In SQL Server and other RDBMS databases there are many scenarios in which one needs information from a fact table based on a dimension table without requiring information from the dimension table.

Correlated Subquery via EXISTS

Before considering the main example, let's start with a simple subquery:

// subquery in SQL
--
explain
SELECT CustomerKey
, ProductKey
, ProductName
FROM NewSales 
WHERE ProductKey IN (
    SELECT DISTINCT ProductKey
    FROM Products 
    WHERE ProductSubcategoryName = 'MP4&MP3'
    ) 

// subquery in KQL
NewSales
| where ProductKey in (
    (Products
    | where (ProductSubcategoryName == "MP4&MP3")
    | project ProductKey
    | distinct *))
| project CustomerKey, ProductKey, ProductName

Of course, the ProductKey is unique by design, though there can be dimension, fact tables or subqueries in which the value is not unique.

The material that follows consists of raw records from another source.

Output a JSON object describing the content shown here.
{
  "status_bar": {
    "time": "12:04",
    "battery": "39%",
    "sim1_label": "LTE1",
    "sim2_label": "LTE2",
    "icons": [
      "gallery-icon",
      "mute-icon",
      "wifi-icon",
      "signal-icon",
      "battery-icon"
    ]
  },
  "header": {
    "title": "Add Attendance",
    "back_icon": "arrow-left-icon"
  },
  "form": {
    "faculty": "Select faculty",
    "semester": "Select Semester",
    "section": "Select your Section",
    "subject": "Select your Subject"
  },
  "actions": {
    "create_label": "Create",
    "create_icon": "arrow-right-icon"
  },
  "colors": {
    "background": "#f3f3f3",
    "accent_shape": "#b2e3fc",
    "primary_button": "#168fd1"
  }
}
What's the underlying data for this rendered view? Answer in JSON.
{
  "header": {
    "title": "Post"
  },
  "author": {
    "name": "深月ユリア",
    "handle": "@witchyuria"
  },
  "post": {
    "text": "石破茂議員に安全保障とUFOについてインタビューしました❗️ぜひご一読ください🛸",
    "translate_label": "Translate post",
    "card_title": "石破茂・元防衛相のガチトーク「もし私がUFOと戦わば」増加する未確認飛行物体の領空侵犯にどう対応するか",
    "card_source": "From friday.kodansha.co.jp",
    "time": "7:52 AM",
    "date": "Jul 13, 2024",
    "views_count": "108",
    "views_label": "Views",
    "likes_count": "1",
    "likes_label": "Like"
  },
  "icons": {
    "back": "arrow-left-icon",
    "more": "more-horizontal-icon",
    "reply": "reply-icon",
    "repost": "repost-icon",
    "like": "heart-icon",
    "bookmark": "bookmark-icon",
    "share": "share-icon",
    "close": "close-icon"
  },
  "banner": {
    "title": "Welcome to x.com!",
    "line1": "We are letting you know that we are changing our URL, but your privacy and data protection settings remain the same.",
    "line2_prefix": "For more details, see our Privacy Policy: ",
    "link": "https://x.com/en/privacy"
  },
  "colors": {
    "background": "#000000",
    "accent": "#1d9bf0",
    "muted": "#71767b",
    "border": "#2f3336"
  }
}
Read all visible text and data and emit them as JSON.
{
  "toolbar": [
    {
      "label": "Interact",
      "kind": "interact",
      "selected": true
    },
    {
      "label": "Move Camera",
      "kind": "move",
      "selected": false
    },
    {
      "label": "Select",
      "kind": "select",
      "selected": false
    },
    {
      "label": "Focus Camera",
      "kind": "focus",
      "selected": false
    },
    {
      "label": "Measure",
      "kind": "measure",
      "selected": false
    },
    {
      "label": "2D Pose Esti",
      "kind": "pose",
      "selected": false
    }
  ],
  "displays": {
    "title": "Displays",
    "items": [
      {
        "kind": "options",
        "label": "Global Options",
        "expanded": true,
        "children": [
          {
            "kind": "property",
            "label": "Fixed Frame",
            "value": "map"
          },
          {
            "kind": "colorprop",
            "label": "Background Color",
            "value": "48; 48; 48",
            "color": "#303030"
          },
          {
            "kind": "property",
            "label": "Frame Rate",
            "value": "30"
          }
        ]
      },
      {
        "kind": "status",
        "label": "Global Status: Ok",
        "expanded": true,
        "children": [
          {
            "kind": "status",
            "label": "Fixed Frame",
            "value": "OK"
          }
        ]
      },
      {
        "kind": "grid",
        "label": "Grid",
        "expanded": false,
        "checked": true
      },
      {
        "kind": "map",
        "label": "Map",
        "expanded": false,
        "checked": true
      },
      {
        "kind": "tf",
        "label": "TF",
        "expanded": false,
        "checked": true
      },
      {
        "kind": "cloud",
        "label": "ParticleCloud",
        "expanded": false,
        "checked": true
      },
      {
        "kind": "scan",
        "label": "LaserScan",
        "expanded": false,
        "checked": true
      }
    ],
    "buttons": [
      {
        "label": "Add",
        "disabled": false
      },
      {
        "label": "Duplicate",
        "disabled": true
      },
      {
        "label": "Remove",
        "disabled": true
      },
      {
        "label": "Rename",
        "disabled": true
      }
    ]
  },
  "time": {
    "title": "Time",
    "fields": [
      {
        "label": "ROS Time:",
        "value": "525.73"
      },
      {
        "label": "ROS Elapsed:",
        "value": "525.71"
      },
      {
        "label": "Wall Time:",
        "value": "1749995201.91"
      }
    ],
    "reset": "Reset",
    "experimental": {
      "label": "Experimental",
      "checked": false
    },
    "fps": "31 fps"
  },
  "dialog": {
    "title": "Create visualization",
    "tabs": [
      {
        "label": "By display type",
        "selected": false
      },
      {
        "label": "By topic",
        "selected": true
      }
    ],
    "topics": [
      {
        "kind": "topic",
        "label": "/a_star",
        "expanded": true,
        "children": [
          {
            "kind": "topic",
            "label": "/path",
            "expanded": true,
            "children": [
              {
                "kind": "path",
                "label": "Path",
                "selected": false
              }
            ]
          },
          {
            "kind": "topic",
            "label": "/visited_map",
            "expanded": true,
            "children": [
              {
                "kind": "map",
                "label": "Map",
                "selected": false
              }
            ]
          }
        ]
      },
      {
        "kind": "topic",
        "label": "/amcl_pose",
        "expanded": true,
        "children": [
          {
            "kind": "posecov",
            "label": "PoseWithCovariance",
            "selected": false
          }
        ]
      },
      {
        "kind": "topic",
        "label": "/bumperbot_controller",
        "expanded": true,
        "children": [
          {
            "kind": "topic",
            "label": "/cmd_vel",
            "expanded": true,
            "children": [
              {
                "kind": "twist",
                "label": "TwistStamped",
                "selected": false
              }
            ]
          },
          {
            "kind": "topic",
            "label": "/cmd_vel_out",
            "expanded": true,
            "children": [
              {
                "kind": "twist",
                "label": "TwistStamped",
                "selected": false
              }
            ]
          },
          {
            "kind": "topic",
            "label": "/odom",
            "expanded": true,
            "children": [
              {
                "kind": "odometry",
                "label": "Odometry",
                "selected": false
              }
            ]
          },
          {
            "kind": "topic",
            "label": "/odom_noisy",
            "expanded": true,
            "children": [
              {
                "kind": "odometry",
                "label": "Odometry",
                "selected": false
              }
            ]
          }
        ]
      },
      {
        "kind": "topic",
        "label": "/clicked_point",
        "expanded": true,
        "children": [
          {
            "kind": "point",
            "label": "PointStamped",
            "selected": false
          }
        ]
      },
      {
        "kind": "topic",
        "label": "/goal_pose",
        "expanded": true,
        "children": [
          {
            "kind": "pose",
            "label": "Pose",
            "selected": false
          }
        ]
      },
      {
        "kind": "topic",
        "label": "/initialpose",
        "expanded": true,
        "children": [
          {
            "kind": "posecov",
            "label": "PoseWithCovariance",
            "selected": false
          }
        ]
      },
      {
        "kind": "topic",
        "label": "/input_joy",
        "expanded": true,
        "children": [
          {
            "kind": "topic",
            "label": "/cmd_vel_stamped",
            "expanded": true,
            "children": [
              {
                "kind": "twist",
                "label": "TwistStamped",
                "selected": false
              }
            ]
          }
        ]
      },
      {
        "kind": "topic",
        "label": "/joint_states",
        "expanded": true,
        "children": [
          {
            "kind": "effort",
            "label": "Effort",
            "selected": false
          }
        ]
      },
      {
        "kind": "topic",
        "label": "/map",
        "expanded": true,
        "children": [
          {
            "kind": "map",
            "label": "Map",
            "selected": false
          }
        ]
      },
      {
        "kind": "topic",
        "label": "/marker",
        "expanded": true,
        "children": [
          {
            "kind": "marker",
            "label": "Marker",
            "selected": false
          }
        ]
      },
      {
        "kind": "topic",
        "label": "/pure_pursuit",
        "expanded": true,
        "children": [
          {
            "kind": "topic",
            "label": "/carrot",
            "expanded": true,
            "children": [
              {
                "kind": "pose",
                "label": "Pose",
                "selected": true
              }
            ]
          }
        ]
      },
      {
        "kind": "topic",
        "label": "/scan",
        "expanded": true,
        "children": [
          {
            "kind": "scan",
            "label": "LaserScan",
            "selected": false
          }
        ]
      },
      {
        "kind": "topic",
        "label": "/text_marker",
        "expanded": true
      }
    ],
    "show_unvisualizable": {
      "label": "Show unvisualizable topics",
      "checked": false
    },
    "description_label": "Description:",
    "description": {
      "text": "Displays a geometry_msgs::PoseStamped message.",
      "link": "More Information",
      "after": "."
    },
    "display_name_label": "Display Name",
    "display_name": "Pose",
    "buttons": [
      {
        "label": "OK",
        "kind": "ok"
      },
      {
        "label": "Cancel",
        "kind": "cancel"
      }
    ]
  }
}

Now let's consider the correlated subquery pattern, which should provide the same outcome as above, though in RDBMS there are scenarios in which it provides better performance, especially when the number of values from subquery is high.

// correlated subquery in SQL
--
explain
SELECT CustomerKey
, ProductKey
, ProductName
FROM NewSales 
WHERE EXISTS (
    SELECT Products.ProductKey
    FROM Products 
    WHERE NewSales.ProductKey = Products.ProductKey)

Unfortunately, trying to translate the code via explain leads to the following error, which confirms that the syntax is not supported in KQL (see [1]):

"Error: Reference to missing column 'NewSales.ProductKey'"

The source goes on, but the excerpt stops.